I'm almost there with Godel's proof. One last thing I can't quite get my head around - how substitution can come up with a self-referential statement.
The 'plain english' version of the substitution operation can be found here, but it's still a little mystifying, so I tried a simple exercise to see if I could come up with a numbering system that could refer to itself using the substitution process described in the article, and that I can see with my own eyes.
I have a variable x, let's say it has Godel number 1.
I have a predicate B, Godel number 2 which means, let's say, "has no proof"
So xB ("x has no proof") has the G number 18 (2^1 * 3^2).
Now, as I understand it, I substitute 18 in for x.
Writing out SSSSS....SSS0 to represent 18 per the formal system would get into larger numbers than i want, so I'm going to denote the character 1 to have Godel number 3, and the character 8 to have Godel number 4.
So xB becomes 18B which has the G number 16200 (2^3 * 3^4 * 5^2)
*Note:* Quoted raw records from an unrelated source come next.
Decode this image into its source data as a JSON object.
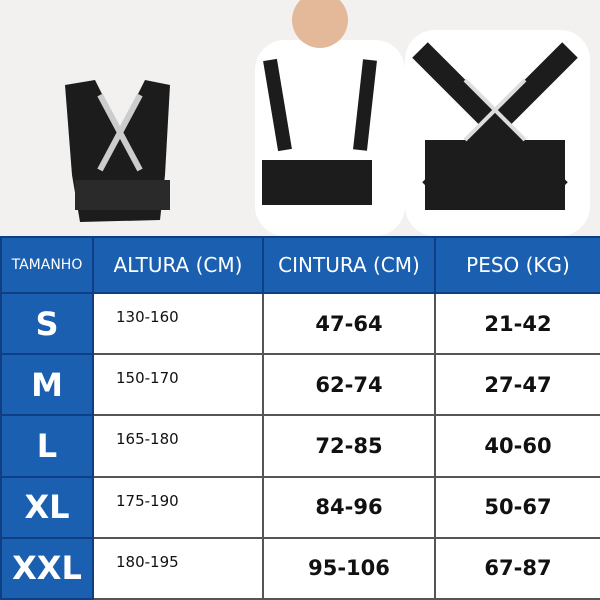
{
  "table": {
    "headers": [
      "TAMANHO",
      "ALTURA (CM)",
      "CINTURA (CM)",
      "PESO (KG)"
    ],
    "rows": [
      {
        "size": "S",
        "altura": "130-160",
        "cintura": "47-64",
        "peso": "21-42"
      },
      {
        "size": "M",
        "altura": "150-170",
        "cintura": "62-74",
        "peso": "27-47"
      },
      {
        "size": "L",
        "altura": "165-180",
        "cintura": "72-85",
        "peso": "40-60"
      },
      {
        "size": "XL",
        "altura": "175-190",
        "cintura": "84-96",
        "peso": "50-67"
      },
      {
        "size": "XXL",
        "altura": "180-195",
        "cintura": "95-106",
        "peso": "67-87"
      }
    ]
  },
  "colors": {
    "header_blue": "#1b5fb0",
    "border_blue": "#0e3f82"
  }
}
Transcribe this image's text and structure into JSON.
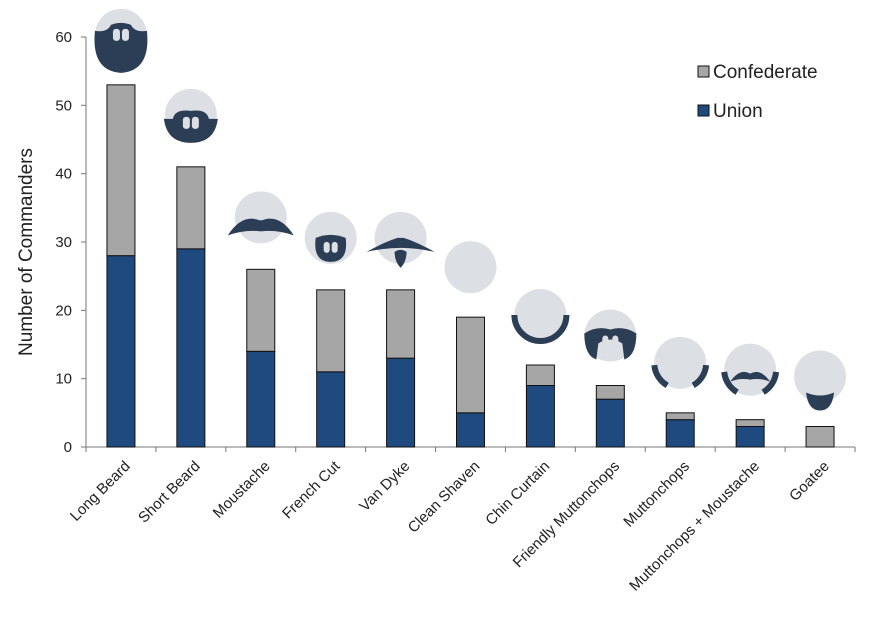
{
  "chart_data": {
    "type": "bar",
    "stacked": true,
    "categories": [
      "Long Beard",
      "Short Beard",
      "Moustache",
      "French Cut",
      "Van Dyke",
      "Clean Shaven",
      "Chin Curtain",
      "Friendly Muttonchops",
      "Muttonchops",
      "Muttonchops + Moustache",
      "Goatee"
    ],
    "series": [
      {
        "name": "Union",
        "values": [
          28,
          29,
          14,
          11,
          13,
          5,
          9,
          7,
          4,
          3,
          0
        ],
        "color": "#1f4a7f"
      },
      {
        "name": "Confederate",
        "values": [
          25,
          12,
          12,
          12,
          10,
          14,
          3,
          2,
          1,
          1,
          3
        ],
        "color": "#a6a6a6"
      }
    ],
    "legend_order": [
      "Confederate",
      "Union"
    ],
    "legend_position": "top-right",
    "ylabel": "Number of Commanders",
    "xlabel": "",
    "ylim": [
      0,
      60
    ],
    "yticks": [
      0,
      10,
      20,
      30,
      40,
      50,
      60
    ],
    "grid": false,
    "icons": [
      "long-beard-icon",
      "short-beard-icon",
      "moustache-icon",
      "french-cut-icon",
      "van-dyke-icon",
      "clean-shaven-icon",
      "chin-curtain-icon",
      "friendly-muttonchops-icon",
      "muttonchops-icon",
      "muttonchops-moustache-icon",
      "goatee-icon"
    ],
    "icon_colors": {
      "face": "#dcdfe3",
      "hair": "#2c3e55"
    }
  }
}
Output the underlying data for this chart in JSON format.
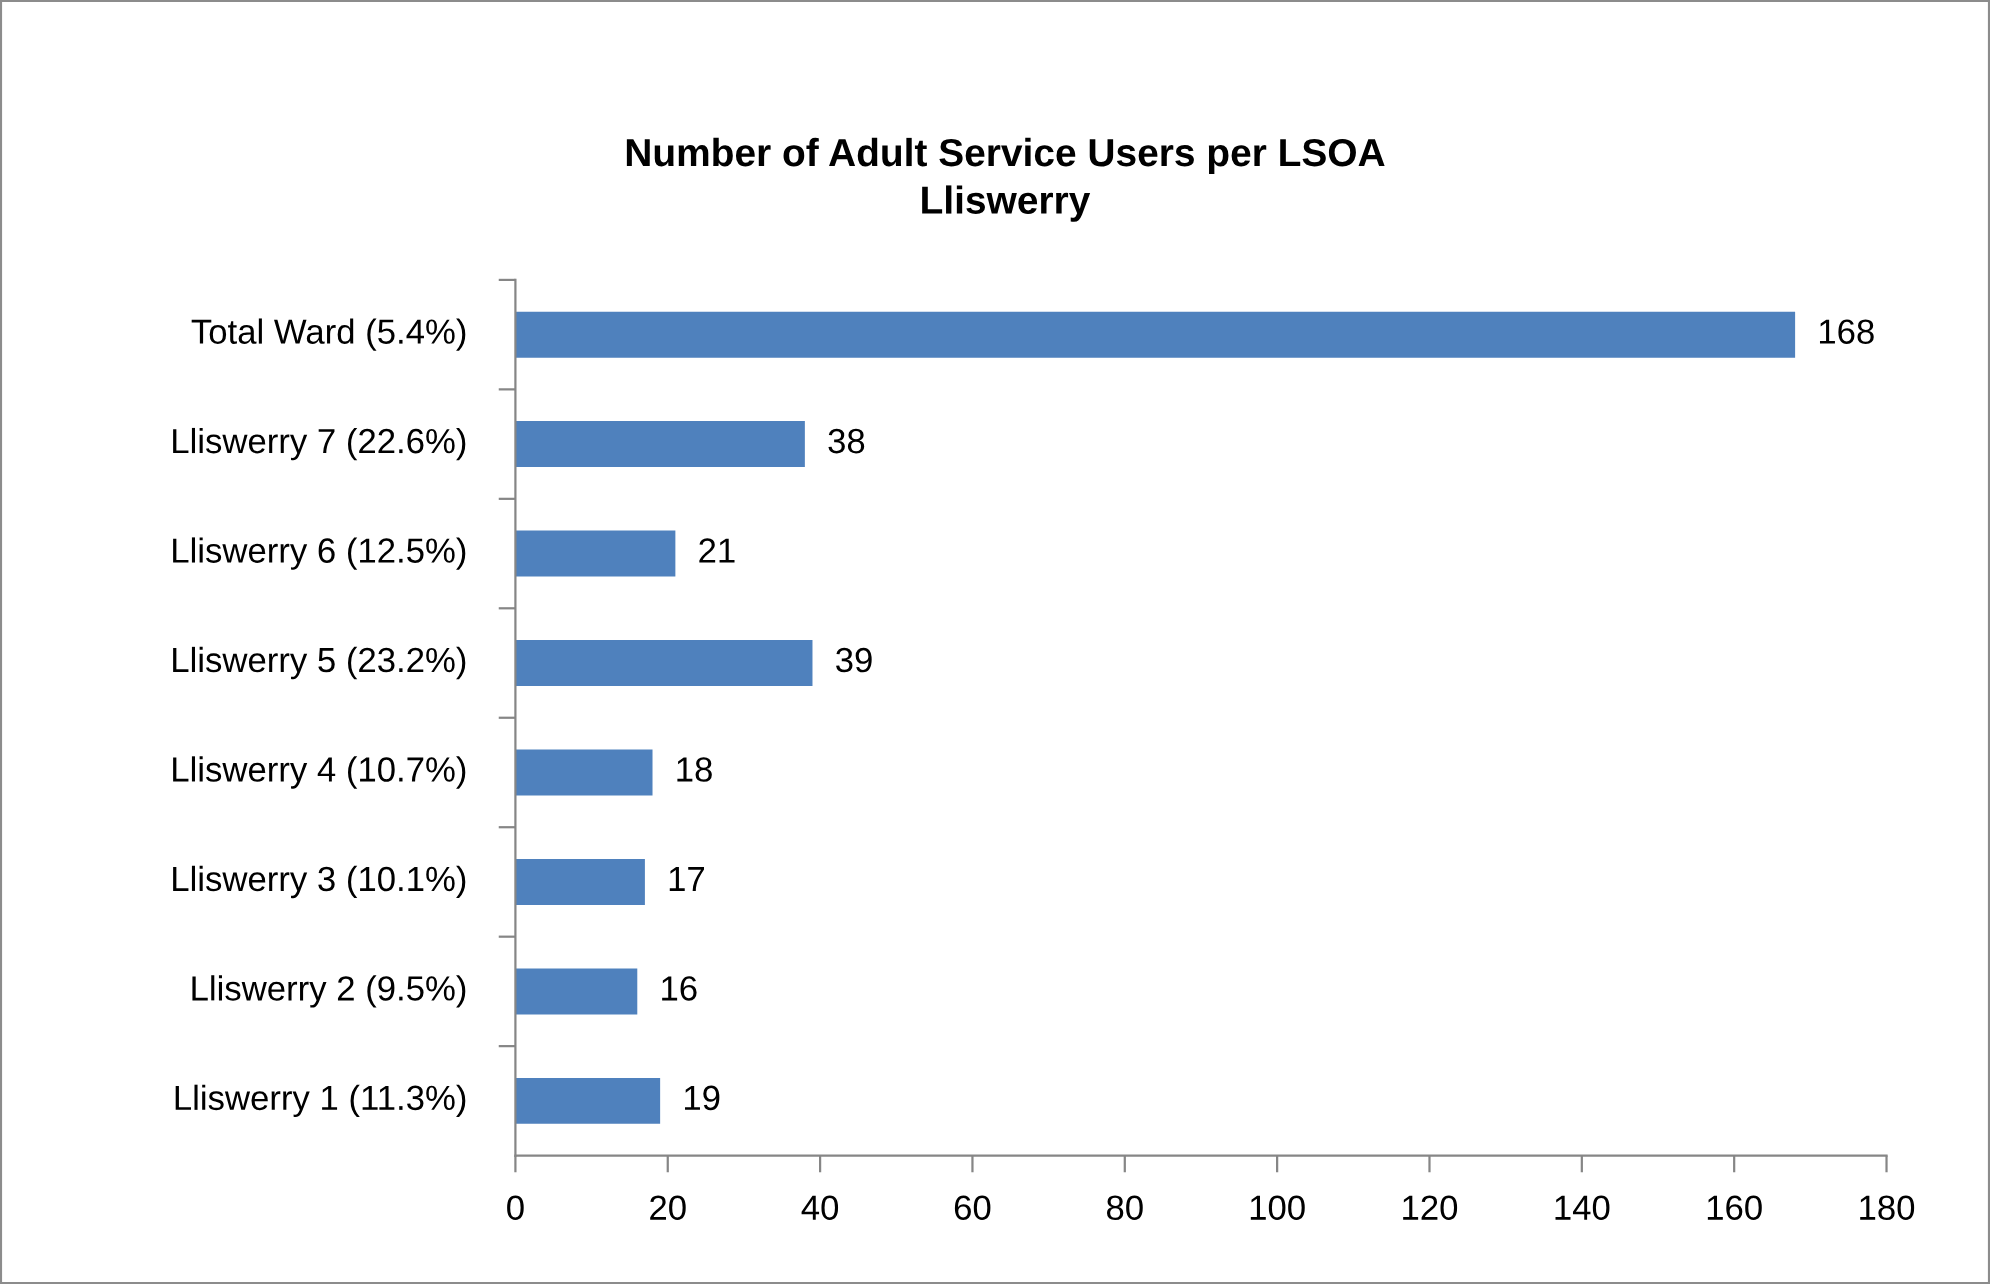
{
  "chart_data": {
    "type": "bar",
    "orientation": "horizontal",
    "title": "Number of Adult Service Users per LSOA\nLliswerry",
    "categories": [
      "Total Ward (5.4%)",
      "Lliswerry 7 (22.6%)",
      "Lliswerry 6 (12.5%)",
      "Lliswerry 5 (23.2%)",
      "Lliswerry 4 (10.7%)",
      "Lliswerry 3 (10.1%)",
      "Lliswerry 2 (9.5%)",
      "Lliswerry 1 (11.3%)"
    ],
    "values": [
      168,
      38,
      21,
      39,
      18,
      17,
      16,
      19
    ],
    "color": "#4f81bd",
    "xlim": [
      0,
      180
    ],
    "xticks": [
      0,
      20,
      40,
      60,
      80,
      100,
      120,
      140,
      160,
      180
    ],
    "data_labels": true,
    "grid": false,
    "legend": false
  }
}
My question is - now what? I'm no closer to self referentiality. If I substitute 16200 in for anything in that formula I'm just going to end up with an ever larger G number.
Is my simplistic numbering system wrong? Or have I misunderstood the substitution concepts? I don't follow how you can have two rounds of substitution, but end up with a constant G number, which is the basis for self referentiality.